I never really thought about Dunk Fatigue until I saw Hasan Minhaj, on his new Netflix show Patriot Act, masterfully working around it.
What is Dunk Fatigue? Well, let us take as a baseline that public life currently is full of people who are pretty easy to dunk on. And let us define "dunk" as a satisfying joke or barrage of jokes mixed with truths, cathartic and merciless, ostentatious and totally sincere, done in front of an audience eager to cheer. Any time you see a headline that says "[SO-AND-SO] DESTROYS [SUCH-AND-SUCH] OVER [TOPIC]," where said destruction takes place in a video you can watch that's just someone talking, that's probably a good old dunk.

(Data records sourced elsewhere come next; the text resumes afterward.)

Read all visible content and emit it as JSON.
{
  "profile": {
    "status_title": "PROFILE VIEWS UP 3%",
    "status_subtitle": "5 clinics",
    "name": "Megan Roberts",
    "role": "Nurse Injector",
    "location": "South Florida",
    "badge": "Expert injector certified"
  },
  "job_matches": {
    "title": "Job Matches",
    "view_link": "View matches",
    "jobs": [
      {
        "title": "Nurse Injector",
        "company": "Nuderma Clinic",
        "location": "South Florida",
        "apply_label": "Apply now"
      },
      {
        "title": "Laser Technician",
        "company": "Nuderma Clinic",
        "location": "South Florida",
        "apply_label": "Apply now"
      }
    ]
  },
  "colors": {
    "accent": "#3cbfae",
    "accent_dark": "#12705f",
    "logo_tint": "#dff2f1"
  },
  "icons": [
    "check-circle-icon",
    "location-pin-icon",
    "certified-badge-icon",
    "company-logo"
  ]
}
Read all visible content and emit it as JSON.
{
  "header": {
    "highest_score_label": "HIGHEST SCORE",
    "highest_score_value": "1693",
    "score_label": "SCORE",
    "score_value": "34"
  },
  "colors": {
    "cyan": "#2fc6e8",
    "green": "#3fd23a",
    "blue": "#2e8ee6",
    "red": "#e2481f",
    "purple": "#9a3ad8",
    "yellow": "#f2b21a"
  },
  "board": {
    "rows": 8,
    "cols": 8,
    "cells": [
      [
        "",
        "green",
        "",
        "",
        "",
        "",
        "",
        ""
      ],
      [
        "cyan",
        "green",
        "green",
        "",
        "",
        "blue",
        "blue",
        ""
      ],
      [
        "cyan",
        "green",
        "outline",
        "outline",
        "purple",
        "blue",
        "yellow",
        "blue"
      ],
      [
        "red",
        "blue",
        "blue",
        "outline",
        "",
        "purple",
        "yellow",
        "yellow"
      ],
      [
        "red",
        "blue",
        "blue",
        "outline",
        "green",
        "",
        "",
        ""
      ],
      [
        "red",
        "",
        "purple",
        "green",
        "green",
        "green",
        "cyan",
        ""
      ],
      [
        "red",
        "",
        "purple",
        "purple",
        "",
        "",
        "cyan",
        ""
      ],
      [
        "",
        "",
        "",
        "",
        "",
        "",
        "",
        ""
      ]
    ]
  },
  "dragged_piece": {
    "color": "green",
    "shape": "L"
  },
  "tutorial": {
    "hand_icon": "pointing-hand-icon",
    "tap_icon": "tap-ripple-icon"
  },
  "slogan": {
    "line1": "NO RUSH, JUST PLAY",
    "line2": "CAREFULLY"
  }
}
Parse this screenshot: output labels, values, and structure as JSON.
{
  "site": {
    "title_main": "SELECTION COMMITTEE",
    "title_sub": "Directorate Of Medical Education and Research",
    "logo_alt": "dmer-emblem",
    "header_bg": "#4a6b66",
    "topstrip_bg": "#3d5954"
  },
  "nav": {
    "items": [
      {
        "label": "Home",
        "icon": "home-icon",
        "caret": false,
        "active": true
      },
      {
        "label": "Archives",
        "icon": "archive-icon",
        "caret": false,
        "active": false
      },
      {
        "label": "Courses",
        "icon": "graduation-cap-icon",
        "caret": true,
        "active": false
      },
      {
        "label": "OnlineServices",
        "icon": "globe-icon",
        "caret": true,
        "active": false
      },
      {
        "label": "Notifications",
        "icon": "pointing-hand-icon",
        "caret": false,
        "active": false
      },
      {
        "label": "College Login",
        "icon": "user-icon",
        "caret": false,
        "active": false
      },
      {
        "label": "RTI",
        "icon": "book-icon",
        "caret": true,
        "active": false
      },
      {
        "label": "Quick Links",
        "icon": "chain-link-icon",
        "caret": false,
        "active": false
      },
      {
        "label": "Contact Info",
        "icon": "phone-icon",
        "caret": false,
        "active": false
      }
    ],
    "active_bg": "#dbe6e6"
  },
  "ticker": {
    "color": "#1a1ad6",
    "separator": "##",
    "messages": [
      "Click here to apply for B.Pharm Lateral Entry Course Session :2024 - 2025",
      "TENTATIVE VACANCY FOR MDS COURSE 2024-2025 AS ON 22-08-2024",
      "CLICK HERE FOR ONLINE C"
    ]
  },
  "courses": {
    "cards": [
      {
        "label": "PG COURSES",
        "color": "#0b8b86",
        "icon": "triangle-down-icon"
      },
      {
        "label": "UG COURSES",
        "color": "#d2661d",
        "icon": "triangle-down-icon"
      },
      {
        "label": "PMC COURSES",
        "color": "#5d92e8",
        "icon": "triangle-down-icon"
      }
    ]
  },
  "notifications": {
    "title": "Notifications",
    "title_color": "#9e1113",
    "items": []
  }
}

One of the challenges of a show that involves a lot of dunks, like Last Week Tonight or Full Frontal with Samantha Bee, is that after a while, it can find itself dunking on the same people over the same things. The same target who made things up last week made similar things up this week; the same monstrous and dangerous things kept happening because of the same weakness and cravenness, and how many times can you make the same dunk? (That is not to say either of those shows do this exclusively; only that it's part of the late-night post-Daily Show format, as it was certainly part of The Daily Show from the beginning.)
Minhaj's Patriot Act has, on the one hand, a host who is as good a dunker as anyone you will ever see. In his 2017 special Homecoming King, one of the best comedy hours Netflix has released during its time in the business, Minhaj tells a winding story about a girl he knew in high school. Quite unexpectedly, it involves, at one point, his recollection of a moment in which he dunked on this girl so beautifully, and so justly, that once he tells of it, and the audience roars, he has to run a victory lap of sorts across the stage, up and down risers, just to burn off the energy. If Minhaj, himself a Daily Show graduate, just wanted to dunk on people for a half-hour at a time, he could do it. It would probably keep people who like him happy for a while.
But he doesn't. The show finds him not behind a desk but standing in front of a crowd, just like in stand-up. The show looks filmed rather than videotaped, and Minhaj simply addresses the crowd—yes, a little like a funny Ted Talk—and then the show is over. It could be nothing but great dunks. It just isn't.